MEDIA RELATIONS OFFICE JET PROPULSION LABORATORY CALIFORNIA INSTITUTE OF TECHNOLOGY NATIONAL AERONAUTICS AND SPACE ADMINISTRATION PASADENA, CALIF. 91109. TELEPHONE (818) 354-5011 http://www.jpl.nasa.gov
Mars Climate Orbiter Mission StatusDecember 16, 1998
Mars Climate Orbiter is in excellent health and continues to be monitored around the clock by the Deep Space Network. The orbiter flight team is currently developing the first "housekeeping" command sequence to be loaded onboard the spacecraft, which will allow the spacecraft to perform autonomous, routine subsystem checkouts and tasks without the aid of real-time commanding from the ground.
Twenty-four-hour coverage of the orbiter using the Deep Space Network will end Thursday, December 17, when the new command sequence has been activated and reduces coverage to three times per day. The onboard housekeeping sequence has been designed to run for the next four weeks, through the January 3, 1999 launch of the orbiter's sister spacecraft, Mars Polar Lander.

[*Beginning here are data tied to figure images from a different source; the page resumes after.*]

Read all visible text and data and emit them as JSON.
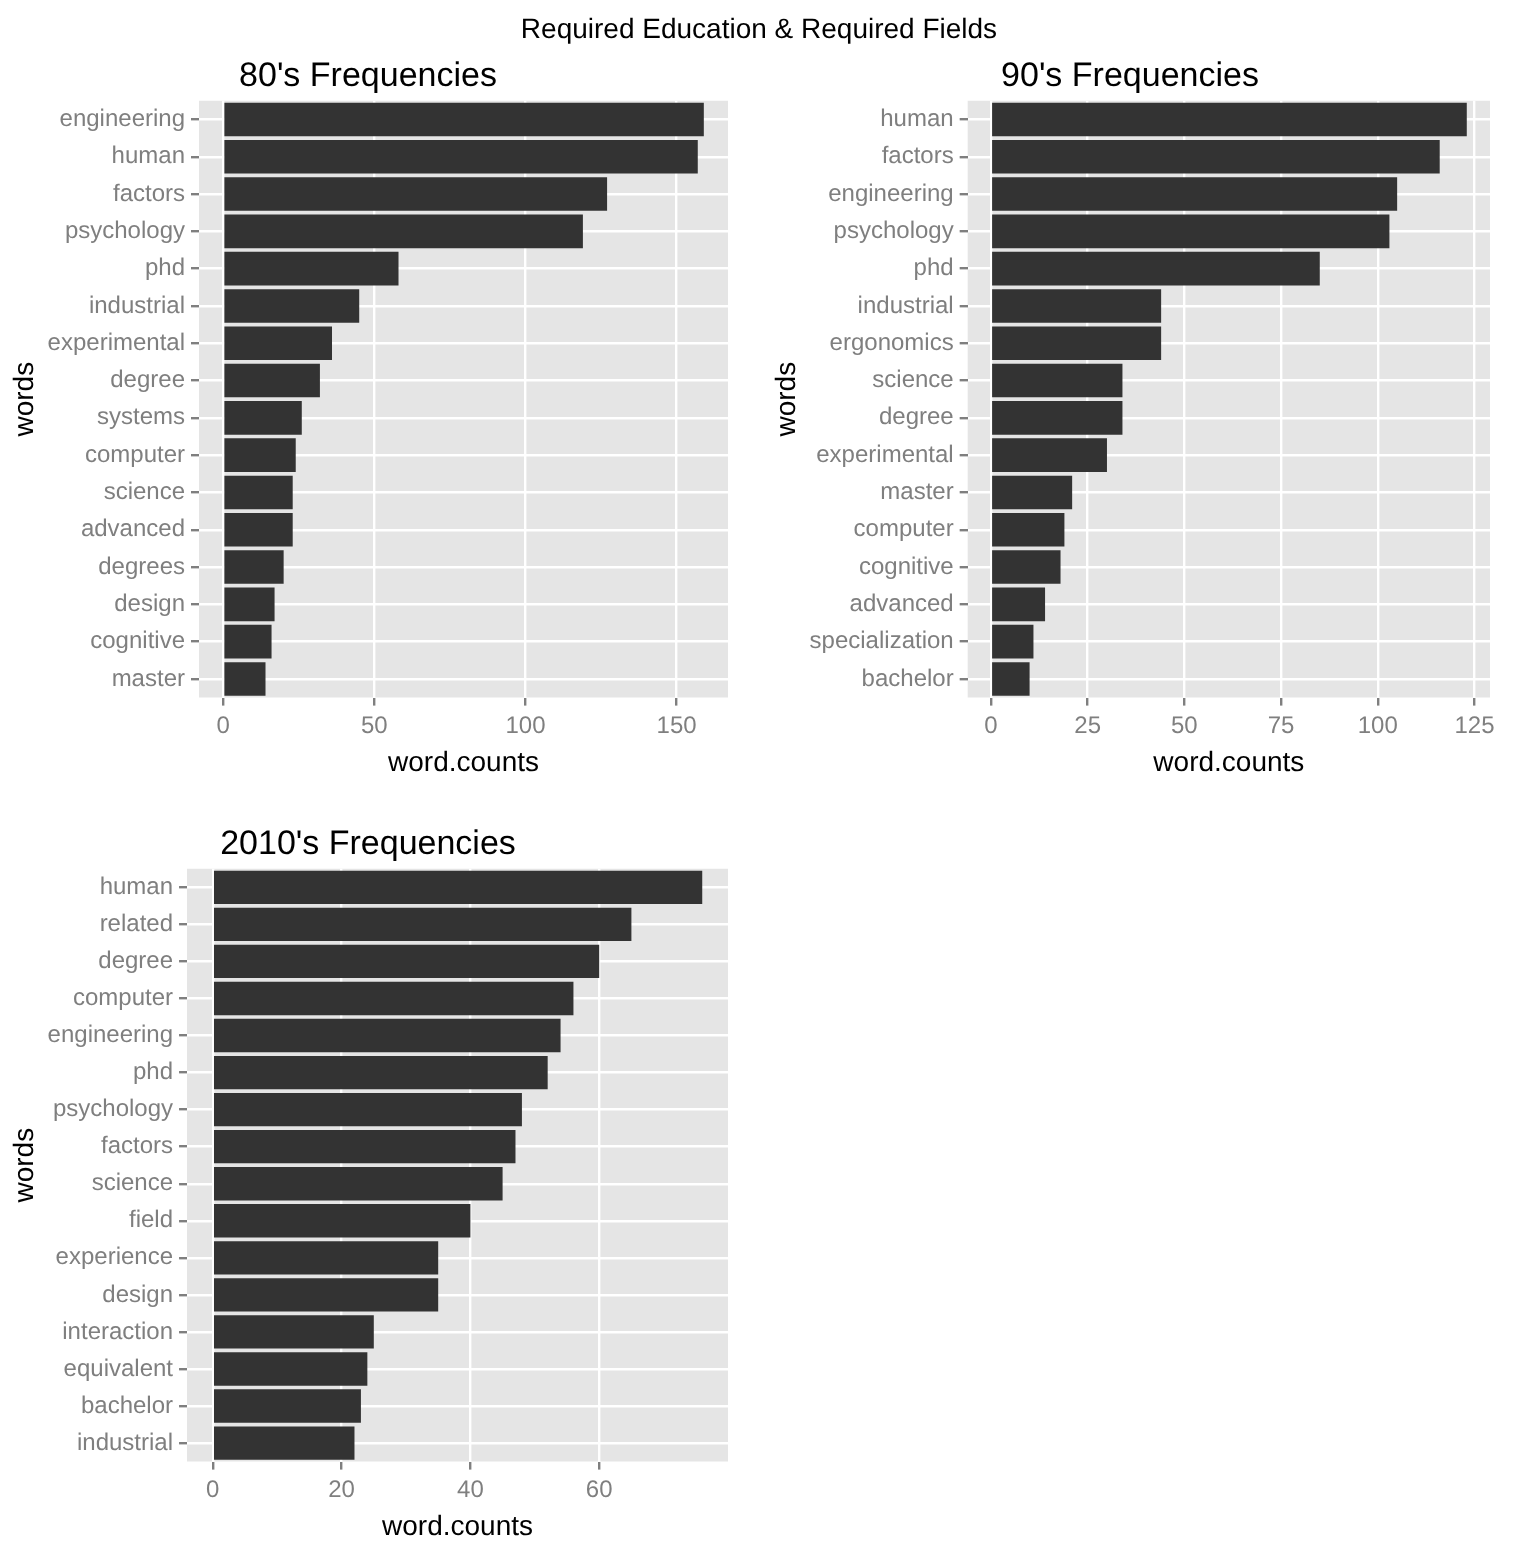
{
  "chart_data": [
    {
      "type": "bar",
      "orientation": "horizontal",
      "title": "80's Frequencies",
      "xlabel": "word.counts",
      "ylabel": "words",
      "annotations": [
        "Required Education & Required Fields"
      ],
      "categories": [
        "engineering",
        "human",
        "factors",
        "psychology",
        "phd",
        "industrial",
        "experimental",
        "degree",
        "systems",
        "computer",
        "science",
        "advanced",
        "degrees",
        "design",
        "cognitive",
        "master"
      ],
      "values": [
        159,
        157,
        127,
        119,
        58,
        45,
        36,
        32,
        26,
        24,
        23,
        23,
        20,
        17,
        16,
        14
      ],
      "color": "#333333",
      "xlim": [
        -8,
        167
      ],
      "xticks": [
        0,
        50,
        100,
        150
      ],
      "grid": true
    },
    {
      "type": "bar",
      "orientation": "horizontal",
      "title": "90's Frequencies",
      "xlabel": "word.counts",
      "ylabel": "words",
      "categories": [
        "human",
        "factors",
        "engineering",
        "psychology",
        "phd",
        "industrial",
        "ergonomics",
        "science",
        "degree",
        "experimental",
        "master",
        "computer",
        "cognitive",
        "advanced",
        "specialization",
        "bachelor"
      ],
      "values": [
        123,
        116,
        105,
        103,
        85,
        44,
        44,
        34,
        34,
        30,
        21,
        19,
        18,
        14,
        11,
        10
      ],
      "color": "#333333",
      "xlim": [
        -6,
        129
      ],
      "xticks": [
        0,
        25,
        50,
        75,
        100,
        125
      ],
      "grid": true
    },
    {
      "type": "bar",
      "orientation": "horizontal",
      "title": "2010's Frequencies",
      "xlabel": "word.counts",
      "ylabel": "words",
      "categories": [
        "human",
        "related",
        "degree",
        "computer",
        "engineering",
        "phd",
        "psychology",
        "factors",
        "science",
        "field",
        "experience",
        "design",
        "interaction",
        "equivalent",
        "bachelor",
        "industrial"
      ],
      "values": [
        76,
        65,
        60,
        56,
        54,
        52,
        48,
        47,
        45,
        40,
        35,
        35,
        25,
        24,
        23,
        22
      ],
      "color": "#333333",
      "xlim": [
        -4,
        80
      ],
      "xticks": [
        0,
        20,
        40,
        60
      ],
      "grid": true
    }
  ]
}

In addition to initiating the first onboard housekeeping routines, the flight teams at Lockheed-Martin Astronautics, Denver, and JPL are developing the parameters that will be uplinked to execute the spacecraft's first trajectory correction maneuver, scheduled for Monday, December 21. An implementation strategy has been identified which satisfies all spacecraft thermal and pointing constraints, and provides for continuous radio communication at the current 2,100 bits per second data rate throughout the maneuver.
Mars Climate Orbiter is currently 1.12 million kilometers (700,000 miles) from Earth, traveling at a speed of about 3.41 kilometers per second (7,628 miles per hour) with respect to Earth.